しかし不思議なものです。その時、すごいものだと驚いたのは間違いないのですが、感動したというのとは違う気がします。時間とともに驚きや感動が湧き上がってくるというものでもなくて、ある種のポジティブな気持ちも、わりあい早く消えてしまいました。

      

2 「誰に・何を・どう書くか」の問題

色数も少なくて、粗いタッチで描かれている絵の方が、ときとして感動を呼ぶのは、多くの人が経験していることだろうと思います。時間をかけるからよいとばかりは言えそうにありません。ある種のスピード感というか、即興性を感じさせることも大切でしょう。

むずかしいものだと思います。見る側は好き嫌いを全面に出して、この絵が好きだと言えば済むかもしれませんが、描く方はそう簡単にいくはずはないでしょう。何を描くかだけでなく、どう描くかが極めて重要です。両者が一体化しているようにも見えます。

ビジネス人の場合、「誰に・何を・どう書くか」を考えて文書を作るというのが原則です。まず「誰に」を決めて、「何を」を選ぶことになります。それが伝わるように「どう書くか」を考えて、文章を描くのが原則です。絵の場合、どうなっているのでしょうか。

     

3 感覚、感動を提示するための論理

絵は感覚で、文書は論理だというのは、説明としては十分ではないでしょう。作成側の視点と、受取側の視点では違います。たしかに絵を鑑賞する場合、ぱっとみて全体を感じ取りますから、論理は不可欠ではありません。ビジネス文書の場合、論理性は不可欠です。

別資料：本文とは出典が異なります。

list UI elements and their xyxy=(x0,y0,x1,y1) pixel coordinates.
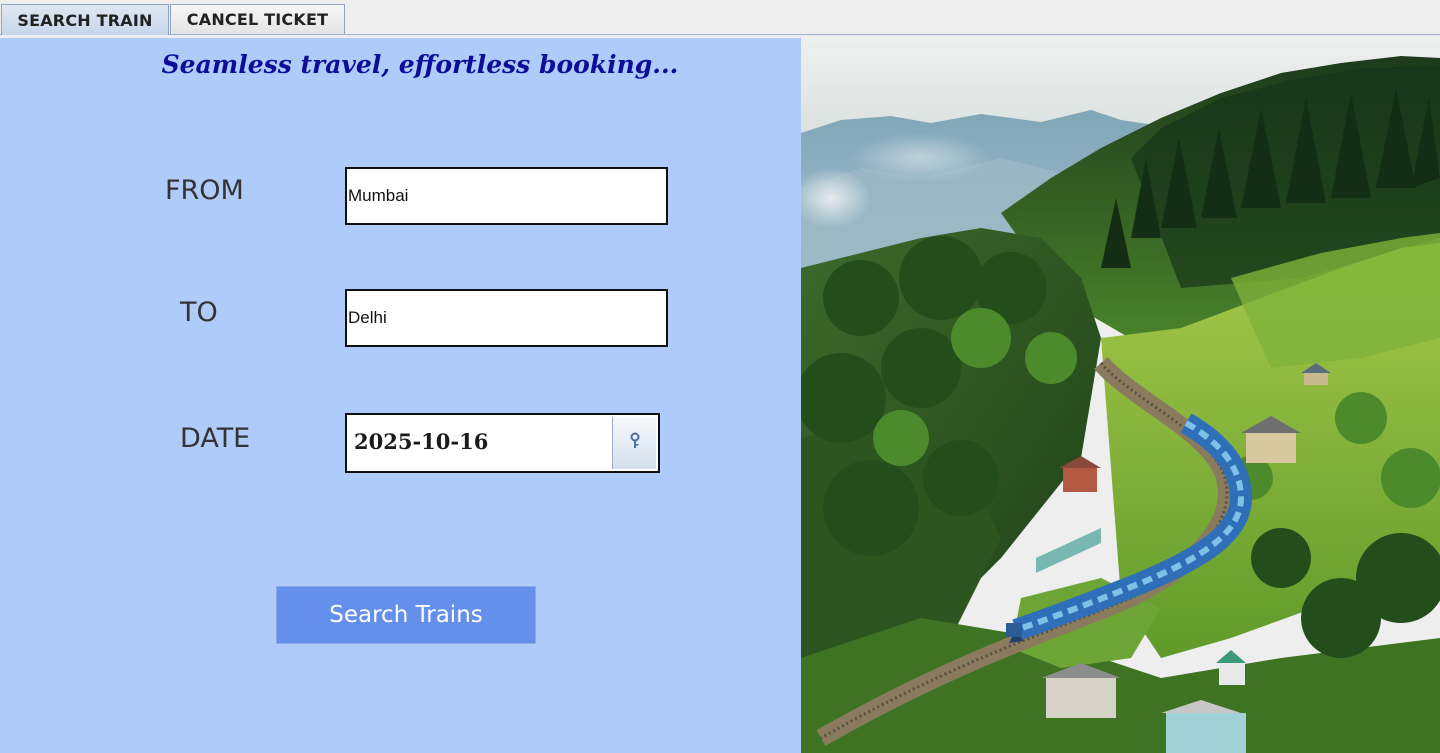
search-train-panel: Seamless travel, effortless booking... F… xyxy=(0,38,801,753)
to-label: TO xyxy=(180,297,218,328)
tab-bar: SEARCH TRAIN CANCEL TICKET xyxy=(0,0,1440,35)
tagline: Seamless travel, effortless booking... xyxy=(161,50,679,79)
from-input[interactable] xyxy=(345,167,668,225)
date-value[interactable]: 2025-10-16 xyxy=(354,429,488,454)
from-label: FROM xyxy=(165,175,244,206)
date-label: DATE xyxy=(180,423,251,454)
search-trains-button[interactable]: Search Trains xyxy=(276,586,536,644)
tab-cancel-ticket[interactable]: CANCEL TICKET xyxy=(170,4,345,34)
tab-search-train[interactable]: SEARCH TRAIN xyxy=(1,4,169,35)
date-picker-button[interactable] xyxy=(612,417,656,469)
to-input[interactable] xyxy=(345,289,668,347)
date-picker[interactable]: 2025-10-16 xyxy=(345,413,660,473)
scenic-train-photo xyxy=(801,38,1440,753)
calendar-key-icon xyxy=(628,432,642,454)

絵の場合でも、作成する人が感覚だけで描いているはずはありません。構図を考え、構成を考える必要がありますし、表現の仕方もそれぞれの工夫が必要です。よほど考えているということになります。どう見てもらうかの思考があって、そこに論理が入るでしょう。

写真をもとにした絵の場合でも、構図や構成の問題が出てきますが、表現の仕方は写真の模倣という感じがぬぐえません。この点、感動が持続しない問題と関わってくる気がします。ある対象を、どう描くかを発見する過程が必要なのかもしれません。

ビジネス文書の場合、素晴らしい提案や企画に感動が伴うにしろ、論理性や合理性が前面に出ます。絵の場合、ある種の感覚、感動を提示するための論理があるはずです。ただ評価が圧倒的に早くなされます。「誰に・何を・どのように」が一体化する理由でしょう。